An intermediary service account gives external access a stable identity instead. When you set one, the engine impersonates the intermediary service account for external access rather than using its own pod identity. Because the service account is stable and known ahead of time, you can share it with third parties and reference it in bucket IAM policies, including on Google Cloud projects outside your own organization. Access to the object storage bucket always uses the engine pod's own identity, so the intermediary service account applies only to external locations.

Create the intermediary Google service account, grant the engine's identity `roles/iam.serviceAccountTokenCreator` on it, and grant the intermediary the permissions it needs to reach the external data.

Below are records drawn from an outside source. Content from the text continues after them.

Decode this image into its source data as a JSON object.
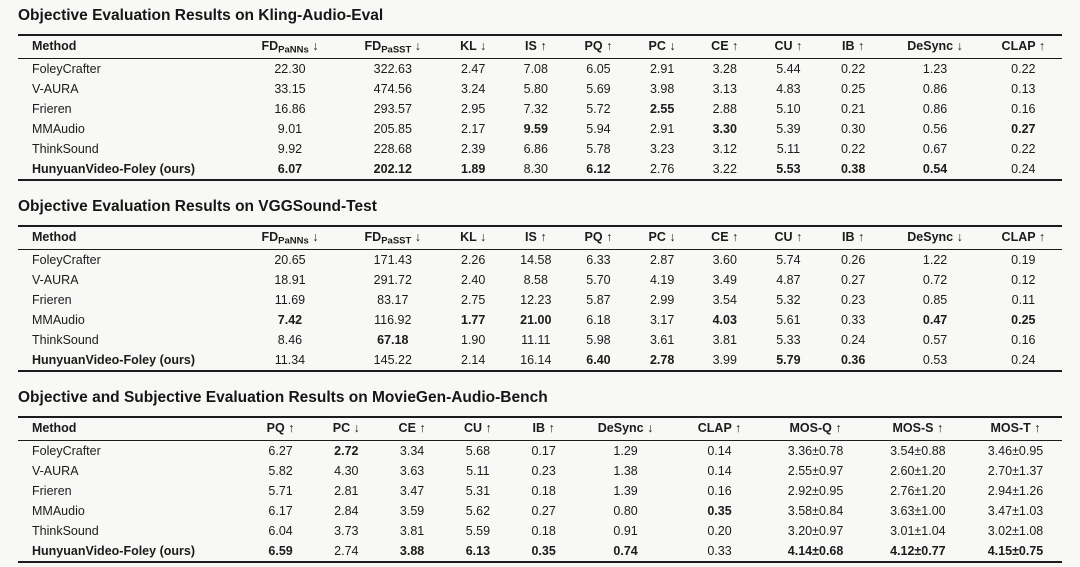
{
  "colors": {
    "background": "#f8f8f6",
    "text": "#1b1b1b",
    "rule": "#1c1c1c"
  },
  "tables": [
    {
      "title": "Objective Evaluation Results on Kling-Audio-Eval",
      "columns": [
        {
          "label": "Method"
        },
        {
          "label": "FD",
          "sub": "PaNNs",
          "arrow": "↓"
        },
        {
          "label": "FD",
          "sub": "PaSST",
          "arrow": "↓"
        },
        {
          "label": "KL",
          "arrow": "↓"
        },
        {
          "label": "IS",
          "arrow": "↑"
        },
        {
          "label": "PQ",
          "arrow": "↑"
        },
        {
          "label": "PC",
          "arrow": "↓"
        },
        {
          "label": "CE",
          "arrow": "↑"
        },
        {
          "label": "CU",
          "arrow": "↑"
        },
        {
          "label": "IB",
          "arrow": "↑"
        },
        {
          "label": "DeSync",
          "arrow": "↓"
        },
        {
          "label": "CLAP",
          "arrow": "↑"
        }
      ],
      "rows": [
        {
          "method": "FoleyCrafter",
          "bold_method": false,
          "values": [
            "22.30",
            "322.63",
            "2.47",
            "7.08",
            "6.05",
            "2.91",
            "3.28",
            "5.44",
            "0.22",
            "1.23",
            "0.22"
          ],
          "bold": []
        },
        {
          "method": "V-AURA",
          "bold_method": false,
          "values": [
            "33.15",
            "474.56",
            "3.24",
            "5.80",
            "5.69",
            "3.98",
            "3.13",
            "4.83",
            "0.25",
            "0.86",
            "0.13"
          ],
          "bold": []
        },
        {
          "method": "Frieren",
          "bold_method": false,
          "values": [
            "16.86",
            "293.57",
            "2.95",
            "7.32",
            "5.72",
            "2.55",
            "2.88",
            "5.10",
            "0.21",
            "0.86",
            "0.16"
          ],
          "bold": [
            5
          ]
        },
        {
          "method": "MMAudio",
          "bold_method": false,
          "values": [
            "9.01",
            "205.85",
            "2.17",
            "9.59",
            "5.94",
            "2.91",
            "3.30",
            "5.39",
            "0.30",
            "0.56",
            "0.27"
          ],
          "bold": [
            3,
            6,
            10
          ]
        },
        {
          "method": "ThinkSound",
          "bold_method": false,
          "values": [
            "9.92",
            "228.68",
            "2.39",
            "6.86",
            "5.78",
            "3.23",
            "3.12",
            "5.11",
            "0.22",
            "0.67",
            "0.22"
          ],
          "bold": []
        },
        {
          "method": "HunyuanVideo-Foley (ours)",
          "bold_method": true,
          "values": [
            "6.07",
            "202.12",
            "1.89",
            "8.30",
            "6.12",
            "2.76",
            "3.22",
            "5.53",
            "0.38",
            "0.54",
            "0.24"
          ],
          "bold": [
            0,
            1,
            2,
            4,
            7,
            8,
            9
          ]
        }
      ]
    },
    {
      "title": "Objective Evaluation Results on VGGSound-Test",
      "columns": [
        {
          "label": "Method"
        },
        {
          "label": "FD",
          "sub": "PaNNs",
          "arrow": "↓"
        },
        {
          "label": "FD",
          "sub": "PaSST",
          "arrow": "↓"
        },
        {
          "label": "KL",
          "arrow": "↓"
        },
        {
          "label": "IS",
          "arrow": "↑"
        },
        {
          "label": "PQ",
          "arrow": "↑"
        },
        {
          "label": "PC",
          "arrow": "↓"
        },
        {
          "label": "CE",
          "arrow": "↑"
        },
        {
          "label": "CU",
          "arrow": "↑"
        },
        {
          "label": "IB",
          "arrow": "↑"
        },
        {
          "label": "DeSync",
          "arrow": "↓"
        },
        {
          "label": "CLAP",
          "arrow": "↑"
        }
      ],
      "rows": [
        {
          "method": "FoleyCrafter",
          "bold_method": false,
          "values": [
            "20.65",
            "171.43",
            "2.26",
            "14.58",
            "6.33",
            "2.87",
            "3.60",
            "5.74",
            "0.26",
            "1.22",
            "0.19"
          ],
          "bold": []
        },
        {
          "method": "V-AURA",
          "bold_method": false,
          "values": [
            "18.91",
            "291.72",
            "2.40",
            "8.58",
            "5.70",
            "4.19",
            "3.49",
            "4.87",
            "0.27",
            "0.72",
            "0.12"
          ],
          "bold": []
        },
        {
          "method": "Frieren",
          "bold_method": false,
          "values": [
            "11.69",
            "83.17",
            "2.75",
            "12.23",
            "5.87",
            "2.99",
            "3.54",
            "5.32",
            "0.23",
            "0.85",
            "0.11"
          ],
          "bold": []
        },
        {
          "method": "MMAudio",
          "bold_method": false,
          "values": [
            "7.42",
            "116.92",
            "1.77",
            "21.00",
            "6.18",
            "3.17",
            "4.03",
            "5.61",
            "0.33",
            "0.47",
            "0.25"
          ],
          "bold": [
            0,
            2,
            3,
            6,
            9,
            10
          ]
        },
        {
          "method": "ThinkSound",
          "bold_method": false,
          "values": [
            "8.46",
            "67.18",
            "1.90",
            "11.11",
            "5.98",
            "3.61",
            "3.81",
            "5.33",
            "0.24",
            "0.57",
            "0.16"
          ],
          "bold": [
            1
          ]
        },
        {
          "method": "HunyuanVideo-Foley (ours)",
          "bold_method": true,
          "values": [
            "11.34",
            "145.22",
            "2.14",
            "16.14",
            "6.40",
            "2.78",
            "3.99",
            "5.79",
            "0.36",
            "0.53",
            "0.24"
          ],
          "bold": [
            4,
            5,
            7,
            8
          ]
        }
      ]
    },
    {
      "title": "Objective and Subjective Evaluation Results on MovieGen-Audio-Bench",
      "columns": [
        {
          "label": "Method"
        },
        {
          "label": "PQ",
          "arrow": "↑"
        },
        {
          "label": "PC",
          "arrow": "↓"
        },
        {
          "label": "CE",
          "arrow": "↑"
        },
        {
          "label": "CU",
          "arrow": "↑"
        },
        {
          "label": "IB",
          "arrow": "↑"
        },
        {
          "label": "DeSync",
          "arrow": "↓"
        },
        {
          "label": "CLAP",
          "arrow": "↑"
        },
        {
          "label": "MOS-Q",
          "arrow": "↑"
        },
        {
          "label": "MOS-S",
          "arrow": "↑"
        },
        {
          "label": "MOS-T",
          "arrow": "↑"
        }
      ],
      "rows": [
        {
          "method": "FoleyCrafter",
          "bold_method": false,
          "values": [
            "6.27",
            "2.72",
            "3.34",
            "5.68",
            "0.17",
            "1.29",
            "0.14",
            "3.36±0.78",
            "3.54±0.88",
            "3.46±0.95"
          ],
          "bold": [
            1
          ]
        },
        {
          "method": "V-AURA",
          "bold_method": false,
          "values": [
            "5.82",
            "4.30",
            "3.63",
            "5.11",
            "0.23",
            "1.38",
            "0.14",
            "2.55±0.97",
            "2.60±1.20",
            "2.70±1.37"
          ],
          "bold": []
        },
        {
          "method": "Frieren",
          "bold_method": false,
          "values": [
            "5.71",
            "2.81",
            "3.47",
            "5.31",
            "0.18",
            "1.39",
            "0.16",
            "2.92±0.95",
            "2.76±1.20",
            "2.94±1.26"
          ],
          "bold": []
        },
        {
          "method": "MMAudio",
          "bold_method": false,
          "values": [
            "6.17",
            "2.84",
            "3.59",
            "5.62",
            "0.27",
            "0.80",
            "0.35",
            "3.58±0.84",
            "3.63±1.00",
            "3.47±1.03"
          ],
          "bold": [
            6
          ]
        },
        {
          "method": "ThinkSound",
          "bold_method": false,
          "values": [
            "6.04",
            "3.73",
            "3.81",
            "5.59",
            "0.18",
            "0.91",
            "0.20",
            "3.20±0.97",
            "3.01±1.04",
            "3.02±1.08"
          ],
          "bold": []
        },
        {
          "method": "HunyuanVideo-Foley (ours)",
          "bold_method": true,
          "values": [
            "6.59",
            "2.74",
            "3.88",
            "6.13",
            "0.35",
            "0.74",
            "0.33",
            "4.14±0.68",
            "4.12±0.77",
            "4.15±0.75"
          ],
          "bold": [
            0,
            2,
            3,
            4,
            5,
            7,
            8,
            9
          ]
        }
      ]
    }
  ]
}
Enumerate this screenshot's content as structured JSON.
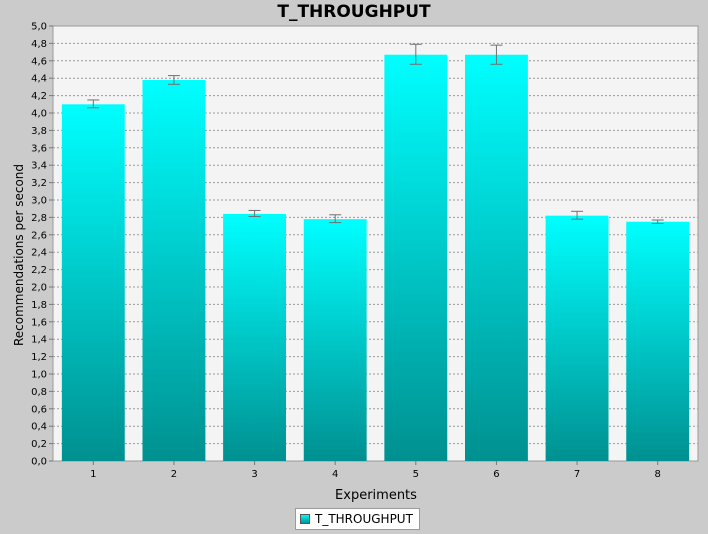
{
  "chart_data": {
    "type": "bar",
    "title": "T_THROUGHPUT",
    "xlabel": "Experiments",
    "ylabel": "Recommendations per second",
    "categories": [
      "1",
      "2",
      "3",
      "4",
      "5",
      "6",
      "7",
      "8"
    ],
    "series": [
      {
        "name": "T_THROUGHPUT",
        "values": [
          4.1,
          4.38,
          2.84,
          2.78,
          4.67,
          4.67,
          2.82,
          2.75
        ],
        "error_low": [
          4.06,
          4.33,
          2.81,
          2.74,
          4.56,
          4.56,
          2.78,
          2.73
        ],
        "error_high": [
          4.15,
          4.43,
          2.88,
          2.83,
          4.79,
          4.78,
          2.87,
          2.77
        ]
      }
    ],
    "ylim": [
      0,
      5.0
    ],
    "ytick_step": 0.2,
    "decimal_separator": ",",
    "grid": true,
    "legend_position": "bottom-center",
    "colors": {
      "bar_top": "#00ffff",
      "bar_bottom": "#009090",
      "plot_background": "#f4f4f4",
      "page_background": "#cbcbcb",
      "grid": "#9a9a9a",
      "error_bar": "#707070"
    }
  }
}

Set its ID under `customEngineConfig.storage.gcp.intermediary_service_account_id`:

```yaml theme={"theme":{"light":"css-variables","dark":"css-variables"}}
customEngineConfig:
  storage:
    type: gcs
    api_scheme: "gs://"
    bucket_name: firebolt-managed
    gcp:
      intermediary_service_account_id: projects/my-project/serviceAccounts/firebolt-intermediary@my-project.iam.gserviceaccount.com
```

The chart passes the `storage.gcp` block through unchanged. The block is valid only when `type` is `gcs`.

## Storage scope

`customEngineConfig` is global to the release. Multiple engines under the same `engines:` list share the same `customEngineConfig.storage` block, and therefore the same bucket. To run engines against different buckets, install the chart twice in separate releases, each with its own `customEngineConfig.storage`.